More than 25 percent of food and accommodation services like restaurants and hotels represent Asian-American businesses, while over 15 percent of retail and about 13 percent of health care businesses represent Asian-American businesses, according to a report from ABC News.

In addition, Asian-Americans make up 20 percent of doctors and 10 percent of nurses and nurse practitioners, according to the report.

“If you look at every strip mall in Rio Rancho, there is at least one Asian business owner there,” Siarza said. “I don’t think people in the community realize it until someone brings it up in perspective.”

She became aware of a Rio Rancho Asian-owned business receiving racist phone calls regarding COVID.

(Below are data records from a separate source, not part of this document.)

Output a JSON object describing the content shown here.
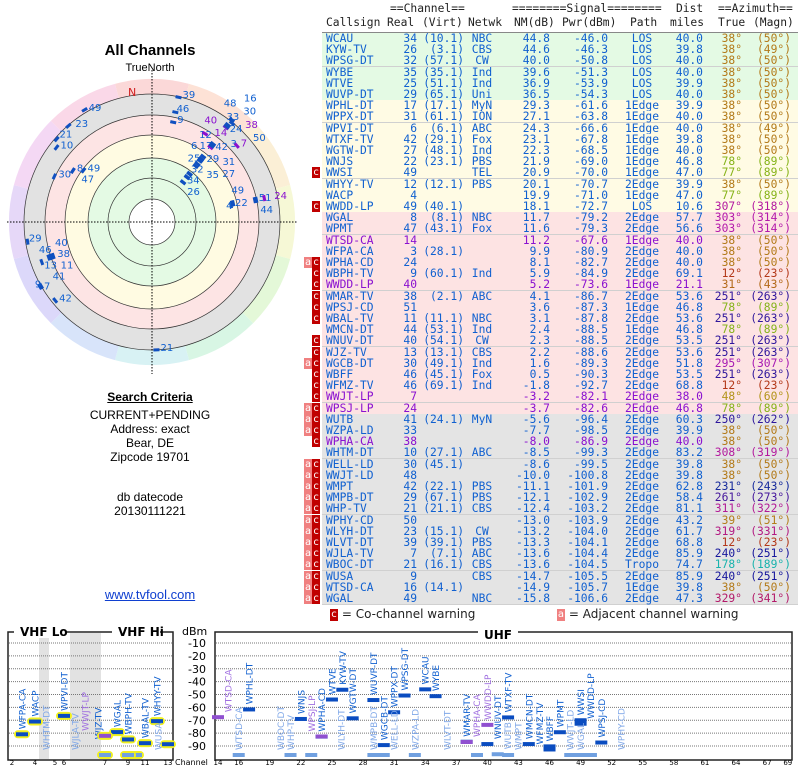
{
  "left": {
    "title": "All Channels",
    "north_label": "TrueNorth",
    "compass_n": "N",
    "criteria_heading": "Search Criteria",
    "criteria_lines": [
      "CURRENT+PENDING",
      "Address: exact",
      "Bear, DE",
      "Zipcode 19701"
    ],
    "db_label": "db datecode",
    "db_value": "20130111221",
    "link": "www.tvfool.com"
  },
  "table": {
    "group_channel": "==Channel==",
    "group_signal": "========Signal========",
    "group_dist": "Dist",
    "group_azimuth": "==Azimuth==",
    "headers": {
      "call": "Callsign",
      "real": "Real",
      "virt": "(Virt)",
      "net": "Netwk",
      "nm": "NM(dB)",
      "pwr": "Pwr(dBm)",
      "path": "Path",
      "dist": "miles",
      "az": "True",
      "mag": "(Magn)"
    },
    "rows": [
      {
        "w": "",
        "call": "WCAU",
        "real": "34",
        "virt": "(10.1)",
        "net": "NBC",
        "nm": "44.8",
        "pwr": "-46.0",
        "path": "LOS",
        "dist": "40.0",
        "az": "38°",
        "mag": "(50°)",
        "lp": false
      },
      {
        "w": "",
        "call": "KYW-TV",
        "real": "26",
        "virt": "(3.1)",
        "net": "CBS",
        "nm": "44.6",
        "pwr": "-46.3",
        "path": "LOS",
        "dist": "39.8",
        "az": "38°",
        "mag": "(49°)",
        "lp": false
      },
      {
        "w": "",
        "call": "WPSG-DT",
        "real": "32",
        "virt": "(57.1)",
        "net": "CW",
        "nm": "40.0",
        "pwr": "-50.8",
        "path": "LOS",
        "dist": "40.0",
        "az": "38°",
        "mag": "(50°)",
        "lp": false
      },
      {
        "w": "",
        "call": "WYBE",
        "real": "35",
        "virt": "(35.1)",
        "net": "Ind",
        "nm": "39.6",
        "pwr": "-51.3",
        "path": "LOS",
        "dist": "40.0",
        "az": "38°",
        "mag": "(50°)",
        "lp": false
      },
      {
        "w": "",
        "call": "WTVE",
        "real": "25",
        "virt": "(51.1)",
        "net": "Ind",
        "nm": "36.9",
        "pwr": "-53.9",
        "path": "LOS",
        "dist": "39.9",
        "az": "38°",
        "mag": "(50°)",
        "lp": false
      },
      {
        "w": "",
        "call": "WUVP-DT",
        "real": "29",
        "virt": "(65.1)",
        "net": "Uni",
        "nm": "36.5",
        "pwr": "-54.3",
        "path": "LOS",
        "dist": "40.0",
        "az": "38°",
        "mag": "(50°)",
        "lp": false
      },
      {
        "w": "",
        "call": "WPHL-DT",
        "real": "17",
        "virt": "(17.1)",
        "net": "MyN",
        "nm": "29.3",
        "pwr": "-61.6",
        "path": "1Edge",
        "dist": "39.9",
        "az": "38°",
        "mag": "(50°)",
        "lp": false
      },
      {
        "w": "",
        "call": "WPPX-DT",
        "real": "31",
        "virt": "(61.1)",
        "net": "ION",
        "nm": "27.1",
        "pwr": "-63.8",
        "path": "1Edge",
        "dist": "40.0",
        "az": "38°",
        "mag": "(50°)",
        "lp": false
      },
      {
        "w": "",
        "call": "WPVI-DT",
        "real": "6",
        "virt": "(6.1)",
        "net": "ABC",
        "nm": "24.3",
        "pwr": "-66.6",
        "path": "1Edge",
        "dist": "40.0",
        "az": "38°",
        "mag": "(49°)",
        "lp": false
      },
      {
        "w": "",
        "call": "WTXF-TV",
        "real": "42",
        "virt": "(29.1)",
        "net": "Fox",
        "nm": "23.1",
        "pwr": "-67.8",
        "path": "1Edge",
        "dist": "39.8",
        "az": "38°",
        "mag": "(50°)",
        "lp": false
      },
      {
        "w": "",
        "call": "WGTW-DT",
        "real": "27",
        "virt": "(48.1)",
        "net": "Ind",
        "nm": "22.3",
        "pwr": "-68.5",
        "path": "1Edge",
        "dist": "40.0",
        "az": "38°",
        "mag": "(50°)",
        "lp": false
      },
      {
        "w": "",
        "call": "WNJS",
        "real": "22",
        "virt": "(23.1)",
        "net": "PBS",
        "nm": "21.9",
        "pwr": "-69.0",
        "path": "1Edge",
        "dist": "46.8",
        "az": "78°",
        "mag": "(89°)",
        "lp": false
      },
      {
        "w": "c",
        "call": "WWSI",
        "real": "49",
        "virt": "",
        "net": "TEL",
        "nm": "20.9",
        "pwr": "-70.0",
        "path": "1Edge",
        "dist": "47.0",
        "az": "77°",
        "mag": "(89°)",
        "lp": false
      },
      {
        "w": "",
        "call": "WHYY-TV",
        "real": "12",
        "virt": "(12.1)",
        "net": "PBS",
        "nm": "20.1",
        "pwr": "-70.7",
        "path": "2Edge",
        "dist": "39.9",
        "az": "38°",
        "mag": "(50°)",
        "lp": false
      },
      {
        "w": "",
        "call": "WACP",
        "real": "4",
        "virt": "",
        "net": "",
        "nm": "19.9",
        "pwr": "-71.0",
        "path": "1Edge",
        "dist": "47.0",
        "az": "77°",
        "mag": "(89°)",
        "lp": false
      },
      {
        "w": "c",
        "call": "WWDD-LP",
        "real": "49",
        "virt": "(40.1)",
        "net": "",
        "nm": "18.1",
        "pwr": "-72.7",
        "path": "LOS",
        "dist": "10.6",
        "az": "307°",
        "mag": "(318°)",
        "lp": false
      },
      {
        "w": "",
        "call": "WGAL",
        "real": "8",
        "virt": "(8.1)",
        "net": "NBC",
        "nm": "11.7",
        "pwr": "-79.2",
        "path": "2Edge",
        "dist": "57.7",
        "az": "303°",
        "mag": "(314°)",
        "lp": false
      },
      {
        "w": "",
        "call": "WPMT",
        "real": "47",
        "virt": "(43.1)",
        "net": "Fox",
        "nm": "11.6",
        "pwr": "-79.3",
        "path": "2Edge",
        "dist": "56.6",
        "az": "303°",
        "mag": "(314°)",
        "lp": false
      },
      {
        "w": "",
        "call": "WTSD-CA",
        "real": "14",
        "virt": "",
        "net": "",
        "nm": "11.2",
        "pwr": "-67.6",
        "path": "1Edge",
        "dist": "40.0",
        "az": "38°",
        "mag": "(50°)",
        "lp": true
      },
      {
        "w": "",
        "call": "WFPA-CA",
        "real": "3",
        "virt": "(28.1)",
        "net": "",
        "nm": "9.9",
        "pwr": "-80.9",
        "path": "2Edge",
        "dist": "40.0",
        "az": "38°",
        "mag": "(50°)",
        "lp": false
      },
      {
        "w": "ac",
        "call": "WPHA-CD",
        "real": "24",
        "virt": "",
        "net": "",
        "nm": "8.1",
        "pwr": "-82.7",
        "path": "2Edge",
        "dist": "40.0",
        "az": "38°",
        "mag": "(50°)",
        "lp": false
      },
      {
        "w": "c",
        "call": "WBPH-TV",
        "real": "9",
        "virt": "(60.1)",
        "net": "Ind",
        "nm": "5.9",
        "pwr": "-84.9",
        "path": "2Edge",
        "dist": "69.1",
        "az": "12°",
        "mag": "(23°)",
        "lp": false
      },
      {
        "w": "c",
        "call": "WWDD-LP",
        "real": "40",
        "virt": "",
        "net": "",
        "nm": "5.2",
        "pwr": "-73.6",
        "path": "1Edge",
        "dist": "21.1",
        "az": "31°",
        "mag": "(43°)",
        "lp": true
      },
      {
        "w": "c",
        "call": "WMAR-TV",
        "real": "38",
        "virt": "(2.1)",
        "net": "ABC",
        "nm": "4.1",
        "pwr": "-86.7",
        "path": "2Edge",
        "dist": "53.6",
        "az": "251°",
        "mag": "(263°)",
        "lp": false
      },
      {
        "w": "c",
        "call": "WPSJ-CD",
        "real": "51",
        "virt": "",
        "net": "",
        "nm": "3.6",
        "pwr": "-87.3",
        "path": "1Edge",
        "dist": "46.8",
        "az": "78°",
        "mag": "(89°)",
        "lp": false
      },
      {
        "w": "c",
        "call": "WBAL-TV",
        "real": "11",
        "virt": "(11.1)",
        "net": "NBC",
        "nm": "3.1",
        "pwr": "-87.8",
        "path": "2Edge",
        "dist": "53.6",
        "az": "251°",
        "mag": "(263°)",
        "lp": false
      },
      {
        "w": "",
        "call": "WMCN-DT",
        "real": "44",
        "virt": "(53.1)",
        "net": "Ind",
        "nm": "2.4",
        "pwr": "-88.5",
        "path": "1Edge",
        "dist": "46.8",
        "az": "78°",
        "mag": "(89°)",
        "lp": false
      },
      {
        "w": "c",
        "call": "WNUV-DT",
        "real": "40",
        "virt": "(54.1)",
        "net": "CW",
        "nm": "2.3",
        "pwr": "-88.5",
        "path": "2Edge",
        "dist": "53.5",
        "az": "251°",
        "mag": "(263°)",
        "lp": false
      },
      {
        "w": "c",
        "call": "WJZ-TV",
        "real": "13",
        "virt": "(13.1)",
        "net": "CBS",
        "nm": "2.2",
        "pwr": "-88.6",
        "path": "2Edge",
        "dist": "53.6",
        "az": "251°",
        "mag": "(263°)",
        "lp": false
      },
      {
        "w": "ac",
        "call": "WGCB-DT",
        "real": "30",
        "virt": "(49.1)",
        "net": "Ind",
        "nm": "1.6",
        "pwr": "-89.3",
        "path": "2Edge",
        "dist": "51.8",
        "az": "295°",
        "mag": "(307°)",
        "lp": false
      },
      {
        "w": "c",
        "call": "WBFF",
        "real": "46",
        "virt": "(45.1)",
        "net": "Fox",
        "nm": "0.5",
        "pwr": "-90.3",
        "path": "2Edge",
        "dist": "53.5",
        "az": "251°",
        "mag": "(263°)",
        "lp": false
      },
      {
        "w": "c",
        "call": "WFMZ-TV",
        "real": "46",
        "virt": "(69.1)",
        "net": "Ind",
        "nm": "-1.8",
        "pwr": "-92.7",
        "path": "2Edge",
        "dist": "68.8",
        "az": "12°",
        "mag": "(23°)",
        "lp": false
      },
      {
        "w": "c",
        "call": "WWJT-LP",
        "real": "7",
        "virt": "",
        "net": "",
        "nm": "-3.2",
        "pwr": "-82.1",
        "path": "2Edge",
        "dist": "38.0",
        "az": "48°",
        "mag": "(60°)",
        "lp": true
      },
      {
        "w": "ac",
        "call": "WPSJ-LP",
        "real": "24",
        "virt": "",
        "net": "",
        "nm": "-3.7",
        "pwr": "-82.6",
        "path": "2Edge",
        "dist": "46.8",
        "az": "78°",
        "mag": "(89°)",
        "lp": true
      },
      {
        "w": "ac",
        "call": "WUTB",
        "real": "41",
        "virt": "(24.1)",
        "net": "MyN",
        "nm": "-5.6",
        "pwr": "-96.4",
        "path": "2Edge",
        "dist": "60.3",
        "az": "250°",
        "mag": "(262°)",
        "lp": false
      },
      {
        "w": "ac",
        "call": "WZPA-LD",
        "real": "33",
        "virt": "",
        "net": "",
        "nm": "-7.7",
        "pwr": "-98.5",
        "path": "2Edge",
        "dist": "39.9",
        "az": "38°",
        "mag": "(50°)",
        "lp": false
      },
      {
        "w": "c",
        "call": "WPHA-CA",
        "real": "38",
        "virt": "",
        "net": "",
        "nm": "-8.0",
        "pwr": "-86.9",
        "path": "2Edge",
        "dist": "40.0",
        "az": "38°",
        "mag": "(50°)",
        "lp": true
      },
      {
        "w": "",
        "call": "WHTM-DT",
        "real": "10",
        "virt": "(27.1)",
        "net": "ABC",
        "nm": "-8.5",
        "pwr": "-99.3",
        "path": "2Edge",
        "dist": "83.2",
        "az": "308°",
        "mag": "(319°)",
        "lp": false
      },
      {
        "w": "ac",
        "call": "WELL-LD",
        "real": "30",
        "virt": "(45.1)",
        "net": "",
        "nm": "-8.6",
        "pwr": "-99.5",
        "path": "2Edge",
        "dist": "39.8",
        "az": "38°",
        "mag": "(50°)",
        "lp": false
      },
      {
        "w": "ac",
        "call": "WWJT-LD",
        "real": "48",
        "virt": "",
        "net": "",
        "nm": "-10.0",
        "pwr": "-100.8",
        "path": "2Edge",
        "dist": "39.8",
        "az": "38°",
        "mag": "(50°)",
        "lp": false
      },
      {
        "w": "ac",
        "call": "WMPT",
        "real": "42",
        "virt": "(22.1)",
        "net": "PBS",
        "nm": "-11.1",
        "pwr": "-101.9",
        "path": "2Edge",
        "dist": "62.8",
        "az": "231°",
        "mag": "(243°)",
        "lp": false
      },
      {
        "w": "ac",
        "call": "WMPB-DT",
        "real": "29",
        "virt": "(67.1)",
        "net": "PBS",
        "nm": "-12.1",
        "pwr": "-102.9",
        "path": "2Edge",
        "dist": "58.4",
        "az": "261°",
        "mag": "(273°)",
        "lp": false
      },
      {
        "w": "ac",
        "call": "WHP-TV",
        "real": "21",
        "virt": "(21.1)",
        "net": "CBS",
        "nm": "-12.4",
        "pwr": "-103.2",
        "path": "2Edge",
        "dist": "81.1",
        "az": "311°",
        "mag": "(322°)",
        "lp": false
      },
      {
        "w": "ac",
        "call": "WPHY-CD",
        "real": "50",
        "virt": "",
        "net": "",
        "nm": "-13.0",
        "pwr": "-103.9",
        "path": "2Edge",
        "dist": "43.2",
        "az": "39°",
        "mag": "(51°)",
        "lp": false
      },
      {
        "w": "ac",
        "call": "WLYH-DT",
        "real": "23",
        "virt": "(15.1)",
        "net": "CW",
        "nm": "-13.2",
        "pwr": "-104.0",
        "path": "2Edge",
        "dist": "61.7",
        "az": "319°",
        "mag": "(331°)",
        "lp": false
      },
      {
        "w": "ac",
        "call": "WLVT-DT",
        "real": "39",
        "virt": "(39.1)",
        "net": "PBS",
        "nm": "-13.3",
        "pwr": "-104.1",
        "path": "2Edge",
        "dist": "68.8",
        "az": "12°",
        "mag": "(23°)",
        "lp": false
      },
      {
        "w": "ac",
        "call": "WJLA-TV",
        "real": "7",
        "virt": "(7.1)",
        "net": "ABC",
        "nm": "-13.6",
        "pwr": "-104.4",
        "path": "2Edge",
        "dist": "85.9",
        "az": "240°",
        "mag": "(251°)",
        "lp": false
      },
      {
        "w": "ac",
        "call": "WBOC-DT",
        "real": "21",
        "virt": "(16.1)",
        "net": "CBS",
        "nm": "-13.6",
        "pwr": "-104.5",
        "path": "Tropo",
        "dist": "74.7",
        "az": "178°",
        "mag": "(189°)",
        "lp": false
      },
      {
        "w": "ac",
        "call": "WUSA",
        "real": "9",
        "virt": "",
        "net": "CBS",
        "nm": "-14.7",
        "pwr": "-105.5",
        "path": "2Edge",
        "dist": "85.9",
        "az": "240°",
        "mag": "(251°)",
        "lp": false
      },
      {
        "w": "ac",
        "call": "WTSD-CA",
        "real": "16",
        "virt": "(14.1)",
        "net": "",
        "nm": "-14.9",
        "pwr": "-105.7",
        "path": "1Edge",
        "dist": "39.8",
        "az": "38°",
        "mag": "(50°)",
        "lp": false
      },
      {
        "w": "ac",
        "call": "WGAL",
        "real": "49",
        "virt": "",
        "net": "NBC",
        "nm": "-15.8",
        "pwr": "-106.6",
        "path": "2Edge",
        "dist": "47.3",
        "az": "329°",
        "mag": "(341°)",
        "lp": false
      }
    ]
  },
  "legend": {
    "c_glyph": "c",
    "c_text": "= Co-channel warning",
    "a_glyph": "a",
    "a_text": "= Adjacent channel warning"
  },
  "spectrum": {
    "vhf_lo": "VHF Lo",
    "vhf_hi": "VHF Hi",
    "uhf": "UHF",
    "unit": "dBm",
    "channel_label": "Channel",
    "y_ticks": [
      "-10",
      "-20",
      "-30",
      "-40",
      "-50",
      "-60",
      "-70",
      "-80",
      "-90"
    ],
    "vhf_ticks": [
      "2",
      "4",
      "5",
      "6",
      "7",
      "9",
      "11",
      "13"
    ],
    "uhf_ticks": [
      "14",
      "16",
      "19",
      "22",
      "25",
      "28",
      "31",
      "34",
      "37",
      "40",
      "43",
      "46",
      "49",
      "52",
      "55",
      "58",
      "61",
      "64",
      "67",
      "69"
    ]
  },
  "colors": {
    "text_blue": "#1060d0",
    "text_purple": "#8a10d0",
    "cochannel": "#c00000",
    "adjacent": "#f08080",
    "row_green": "#e4fae4",
    "row_yellow": "#fffbe4",
    "row_pink": "#fde3e3",
    "row_gray": "#e4e4e4"
  }
}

“Saying, ‘This virus was here because of you, you should close, you’re spreading the virus,’ and they were Chinese-owned. That is not acceptable,” she said.

After alerting local officials at the county and city of the phone calls, elected officials urged the phone calls to stop.

“I go back to the same business after the closures have happened, and I said, ‘Hey, you doing alright? Did you get the Paycheck Protection Program loan; did everything go OK?’ And I noticed she had a sadness in her voice, and she said, ‘No, I just got a loan. I think that I didn’t get any of these loans to help me because I am Chinese.’ I was like, ‘Really? You’re actually succumbing to the fact that people think that they can’t help you because you’re Asian?’ I felt so defeated and it broke my heart.”

This was the moment Siarza knew something needed to be done.

The ABC nonprofit is a 501-c-3, status pending, and is hitting the ground running, she said.

The nonprofit is aiming to break language barriers in collaboration with New Mexico Asian Family Center, offering translation services when needed to help businesses get the resources. ABC offers assistance in accounting, taxes and human resources, and has helped distribute personal protective equipment to many Asian-American-owned businesses.

Siarza grew up in a Filipino family and was raised in the San Francisco Bay area before her family was recruited by Albuquerque Economic Development in 2001, she said.

“There are other Asian businesses that I have met specifically in Rio Rancho that don’t ask for the help because culturally it is just not what we do,” she said.

With this understanding, the nonprofit is structured to work with cultural values instead of against them.

The collaborative is creating a network of Asian-American-owned businesses to support each other, while ABC provides representation and highlights diversity in New Mexico.
Through mentorship, the collaborative hopes businesses can support each other, Siarza said.

“After talking to some business owners, the way they want to serve the Asian business community is to pass on their knowledge, but on the flip side some business owners don’t know they need a mentor until the timing is right,” she said.

Siarza served on Rio Rancho’s Business Community and Economic Recovery Task Force. While serving on the task force, she presented to members about diversity in the city.

“If Rio Rancho was ever recruiting a company and they ask the question, ‘What does diversity look like?’ we can be a part of that conversation of ‘Here is what the Asian community looks like,’ but most importantly, ‘Here are the businesses in the Asian community,’ and we can be a part of the recruitment and retention plan in bringing people from out of state,” Siarza said.